You see that? That is all that remains of the oil spill in the American conscious.

Everything people really remember and get upset about when it comes to oil spills are the slicks. Beaches and animals and people and ocean covered in black, like with the Valdez and recent Chinese pipeline spill. Dispersant prevents those images from ever being a possibility, making BP's life immensely easier.

It doesn't help that the public has the attention span of a gnat. With the local "experts" and authorities will cover since they're practically in their pocket already, and that the administration isn't willing to make a fight of this as long as money keeps flowing and it drops out of sight quickly, and that the people that care are so disgusted with this that they move on, knowing that as long as they're part of the system they'll never be able to overcome this and they're unwilling to sacrifice their own lifestyle to affect real change.

It's all about the pretty pictures that help keep things in the public's mind. So if the oil was never dispersed and we could see an oil slick the size of Utah sitting on the gulf and heading ominously toward expensive vacation property, you bet your ass that would be on the news every second or every day. But now that they can go "Look, you can't see any oil!" then there's nothing left to really complain about.

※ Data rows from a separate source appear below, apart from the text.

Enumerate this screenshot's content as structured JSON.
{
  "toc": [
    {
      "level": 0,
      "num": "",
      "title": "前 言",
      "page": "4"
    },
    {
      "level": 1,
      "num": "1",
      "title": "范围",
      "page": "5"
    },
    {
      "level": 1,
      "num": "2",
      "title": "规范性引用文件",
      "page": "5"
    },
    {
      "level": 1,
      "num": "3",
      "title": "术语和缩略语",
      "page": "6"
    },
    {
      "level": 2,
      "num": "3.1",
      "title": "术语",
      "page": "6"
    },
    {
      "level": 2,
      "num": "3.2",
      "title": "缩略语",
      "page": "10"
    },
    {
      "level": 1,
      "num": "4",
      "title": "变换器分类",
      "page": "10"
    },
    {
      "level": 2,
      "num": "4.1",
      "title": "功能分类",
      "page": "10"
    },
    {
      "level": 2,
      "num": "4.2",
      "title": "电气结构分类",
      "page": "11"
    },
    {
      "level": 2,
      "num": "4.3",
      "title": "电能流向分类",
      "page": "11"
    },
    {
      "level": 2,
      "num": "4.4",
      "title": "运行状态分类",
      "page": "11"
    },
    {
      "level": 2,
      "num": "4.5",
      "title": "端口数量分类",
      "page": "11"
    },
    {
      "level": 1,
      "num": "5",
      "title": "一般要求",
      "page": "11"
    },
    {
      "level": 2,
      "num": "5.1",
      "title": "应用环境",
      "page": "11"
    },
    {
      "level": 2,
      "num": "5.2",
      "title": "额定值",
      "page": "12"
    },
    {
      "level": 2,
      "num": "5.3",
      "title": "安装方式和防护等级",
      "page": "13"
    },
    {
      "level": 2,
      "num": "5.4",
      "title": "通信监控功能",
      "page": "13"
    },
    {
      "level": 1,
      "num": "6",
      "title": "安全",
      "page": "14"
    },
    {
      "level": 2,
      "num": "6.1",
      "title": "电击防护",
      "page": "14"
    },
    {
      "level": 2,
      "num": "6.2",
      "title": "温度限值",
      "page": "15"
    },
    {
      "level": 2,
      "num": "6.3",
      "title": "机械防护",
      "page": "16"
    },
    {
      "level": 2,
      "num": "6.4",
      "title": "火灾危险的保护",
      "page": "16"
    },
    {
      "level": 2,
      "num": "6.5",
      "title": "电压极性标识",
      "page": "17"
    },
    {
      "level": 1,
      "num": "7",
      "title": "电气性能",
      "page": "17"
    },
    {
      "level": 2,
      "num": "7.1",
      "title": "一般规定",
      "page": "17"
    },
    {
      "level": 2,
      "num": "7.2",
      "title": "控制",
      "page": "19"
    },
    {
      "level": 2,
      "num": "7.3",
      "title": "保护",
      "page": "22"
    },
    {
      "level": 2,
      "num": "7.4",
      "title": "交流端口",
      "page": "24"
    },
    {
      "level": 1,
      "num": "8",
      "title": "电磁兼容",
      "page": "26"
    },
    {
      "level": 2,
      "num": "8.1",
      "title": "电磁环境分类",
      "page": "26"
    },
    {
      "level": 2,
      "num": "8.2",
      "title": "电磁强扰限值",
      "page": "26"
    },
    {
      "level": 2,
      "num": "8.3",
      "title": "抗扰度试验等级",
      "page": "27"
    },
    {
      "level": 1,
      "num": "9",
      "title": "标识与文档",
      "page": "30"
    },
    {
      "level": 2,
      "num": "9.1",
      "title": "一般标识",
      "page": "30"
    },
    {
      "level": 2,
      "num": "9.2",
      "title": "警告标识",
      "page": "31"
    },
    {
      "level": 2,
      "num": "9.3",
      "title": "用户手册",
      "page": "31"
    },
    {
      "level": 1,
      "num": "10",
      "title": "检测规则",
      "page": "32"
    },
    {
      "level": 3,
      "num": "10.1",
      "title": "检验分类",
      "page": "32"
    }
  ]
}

Check out this video from 8/6 of what appears to be the skandi rov #1 being buffeted by currents of... well, shit, I don't know. Maybe silt, methane hydrates, water displaced by seafloor upwellings? And for at least five minutes straight.

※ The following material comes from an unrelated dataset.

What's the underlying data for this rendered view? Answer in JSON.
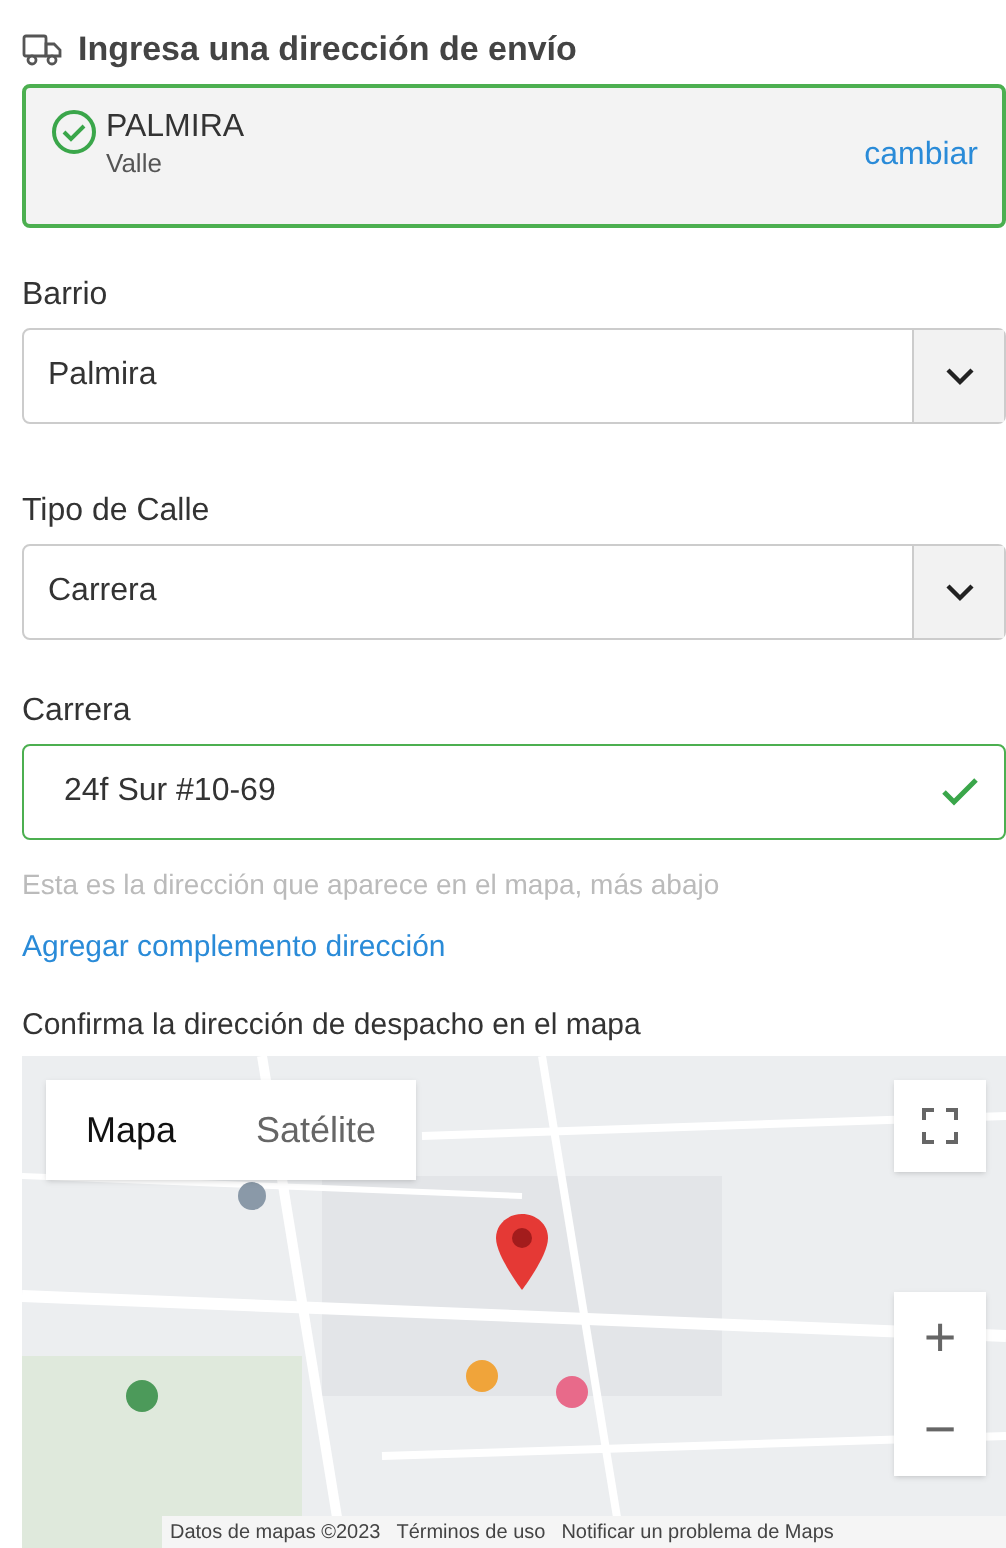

I'm not sure if it's just me but it seems like a real, honest oil cleanup would take years and constant vigilance to protect endangered areas, but I think most people didn't expect BP to hang around forever. I suppose Southern LA hoped they would, but I can't blame them for it. But this is an increasingly quick withdrawal from the region leaving LA's environment and economy. Much like any hurricane, the local population is left to pick up the pieces.

I just have to ask who is going to be chowing down on gulf seafood once it gets the all clear from our agencies who regulate it. I bet dollars to donuts that some folks are going to go fishing in Lafitte and cook whatever attaches itself to their hook and eat that shit right up. No way in hell I am.